L’histoire, tout d’abord, reste fidèle aux thèmes favoris de Molière : un brave provincial, Mr de Pourceaugnac, vient à Paris pour épouser la jolie Julie, promise par son père Oronte à Pourceaugnac. Mais Julie aime Eraste et les jeunes amants mettent au point une ruse diabolique pour déjouer les plans du naïf bourgeois. A coup de faux médecins, d’amantes abandonnées fictives, de simili brigands, Pourceaugnac sera berné, trompé et n’aura plus d’autre choix que de retourner à Limoges déguisé en femme.

Photo Brigitte Enguerrand
C’est une belle alchimie qui lie les comédiens et chanteurs lyriques réunis par Clément Hervieu-Léger. Tous, dans une énergie virevoltante et débridée, s’en donnent à cœur joie et participent de concert à la farce étonnamment moderne de Molière. A commencer par Gilles Privat, formidable Pourceaugnac tour à tour sûr de lui, puis perdu pour finir totalement terrorisé, à qui le comédien donne un coté terriblement attachant malgré son ridicule grotesque copieusement raillé. Daniel San Pedro campe un Sbrigani délicieusement machiavélique et roublard, scapinement toinesque ou toinesquement scapin, au choix. Clémence Boué est une Nérine aussi rusée que son comparse, tandis que Juliette Léger (mutine Julie) et Guillaume Ravoire (romantique Eraste) sont des amants touchants et ingénus. Alain Trétout n’est pas en reste en Oronte dépassé et berné, tandis que Stéphane Facco campe un médecin aussi usurpateur que Diaforus ou Purgon le furent dans Le malade imaginaire.

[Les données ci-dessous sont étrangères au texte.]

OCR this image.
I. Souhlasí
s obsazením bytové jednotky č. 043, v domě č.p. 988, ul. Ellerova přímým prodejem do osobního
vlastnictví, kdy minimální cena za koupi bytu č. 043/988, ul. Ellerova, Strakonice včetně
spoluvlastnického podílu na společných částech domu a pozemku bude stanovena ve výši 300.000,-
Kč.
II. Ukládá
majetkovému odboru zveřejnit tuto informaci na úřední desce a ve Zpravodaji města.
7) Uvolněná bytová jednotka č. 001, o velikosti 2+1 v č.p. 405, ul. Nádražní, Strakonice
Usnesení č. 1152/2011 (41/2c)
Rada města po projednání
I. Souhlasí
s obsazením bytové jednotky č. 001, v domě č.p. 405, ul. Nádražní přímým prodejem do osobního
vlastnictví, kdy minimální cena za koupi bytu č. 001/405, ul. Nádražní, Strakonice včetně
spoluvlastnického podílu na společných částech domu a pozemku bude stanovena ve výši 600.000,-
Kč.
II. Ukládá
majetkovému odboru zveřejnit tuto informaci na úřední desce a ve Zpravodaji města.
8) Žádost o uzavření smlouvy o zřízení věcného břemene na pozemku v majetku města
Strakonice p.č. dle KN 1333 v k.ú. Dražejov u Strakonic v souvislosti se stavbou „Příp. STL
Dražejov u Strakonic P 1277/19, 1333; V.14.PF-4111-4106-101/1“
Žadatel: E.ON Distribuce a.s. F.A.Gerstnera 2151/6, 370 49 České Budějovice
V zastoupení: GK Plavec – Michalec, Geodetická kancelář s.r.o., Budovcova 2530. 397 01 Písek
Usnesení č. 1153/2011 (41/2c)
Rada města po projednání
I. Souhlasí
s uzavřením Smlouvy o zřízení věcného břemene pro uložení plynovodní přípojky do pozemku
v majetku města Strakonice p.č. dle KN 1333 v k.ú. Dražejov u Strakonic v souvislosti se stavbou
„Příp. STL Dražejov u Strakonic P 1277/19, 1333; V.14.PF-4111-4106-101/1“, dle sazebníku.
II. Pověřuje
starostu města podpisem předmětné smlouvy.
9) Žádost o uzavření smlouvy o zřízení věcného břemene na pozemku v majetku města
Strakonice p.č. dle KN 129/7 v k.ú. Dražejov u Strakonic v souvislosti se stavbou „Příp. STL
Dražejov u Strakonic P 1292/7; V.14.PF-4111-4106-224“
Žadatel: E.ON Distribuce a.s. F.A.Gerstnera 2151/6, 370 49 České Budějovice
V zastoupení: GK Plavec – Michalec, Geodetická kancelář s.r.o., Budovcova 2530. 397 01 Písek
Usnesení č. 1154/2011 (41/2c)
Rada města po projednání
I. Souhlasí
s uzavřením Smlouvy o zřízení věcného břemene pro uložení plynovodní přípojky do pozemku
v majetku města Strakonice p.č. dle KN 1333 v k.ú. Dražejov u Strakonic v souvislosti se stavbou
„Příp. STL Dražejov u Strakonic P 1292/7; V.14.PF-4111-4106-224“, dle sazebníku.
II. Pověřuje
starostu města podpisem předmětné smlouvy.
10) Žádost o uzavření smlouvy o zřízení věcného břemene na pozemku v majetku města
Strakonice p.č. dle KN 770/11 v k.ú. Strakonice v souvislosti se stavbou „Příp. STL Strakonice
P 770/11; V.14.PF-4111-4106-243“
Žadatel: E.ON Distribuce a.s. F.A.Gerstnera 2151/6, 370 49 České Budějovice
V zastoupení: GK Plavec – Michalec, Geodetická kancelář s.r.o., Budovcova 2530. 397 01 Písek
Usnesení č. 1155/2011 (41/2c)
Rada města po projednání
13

Clément Hervieu-Léger situe l’intrigue dans le Paris des années 50 : jupes corolles et tailles de guêpe, corsaires, débardeurs jacquard et vestons courts ajoutent à la malice de cette jeunesse impertinente qui se fiche de ce provincial mal dégrossi mal affublé. Les décors, sont composés de panneaux manipulés à vue par les comédiens et l’on verra même arriver vélos ou carrément une vieille Simca 5. On pourrait être en Italie, aussi, tant les accents chantants que prennent les faux brigands ou fausses épouses laissent planer le doute, tant quelque intermède est chanté lui aussi en italien, tant la décontraction sereine et rieuse de cette jeunesse laisse planer un délicieux goût de dolce vita, qui plus est magnifiquement éclairé par Bertrand Couderc, dont on avait pu admirer le travail dans le Roméo et Juliette, de Eric Ruf au Français.
Ce Monsieur de Pourceaugnac est donc une transposition énergique et vive qui mêle chants (les musiciens des Arts Florissants s’amusent visiblement à accompagner l’équipe des comédiens) satire (les thèmes chers à Molière sont bien là comme la raillerie de la médecine, de la bourgeoisie ou de l’avarice) et farce habilement modernisée (on verra des poireaux voler dans le public, les travestissements sont truculents) et, au final, provoque de francs éclats de rire dans le public.
On en sort le sourire aux lèvres, étourdi, fier que Molière suscite encore autant d’engouement et de plaisirs, heureux que cette joie communicative et pétaradante soit venue nous surprendre et nous ravir.
« Ne songeons qu’à nous réjouir, La grande affaire est le plaisir », fredonnent les personnages dans le dernier intermède. Réjouissons-nous donc de cette délicieuse comédie, et prenons-y le plus grand plaisir.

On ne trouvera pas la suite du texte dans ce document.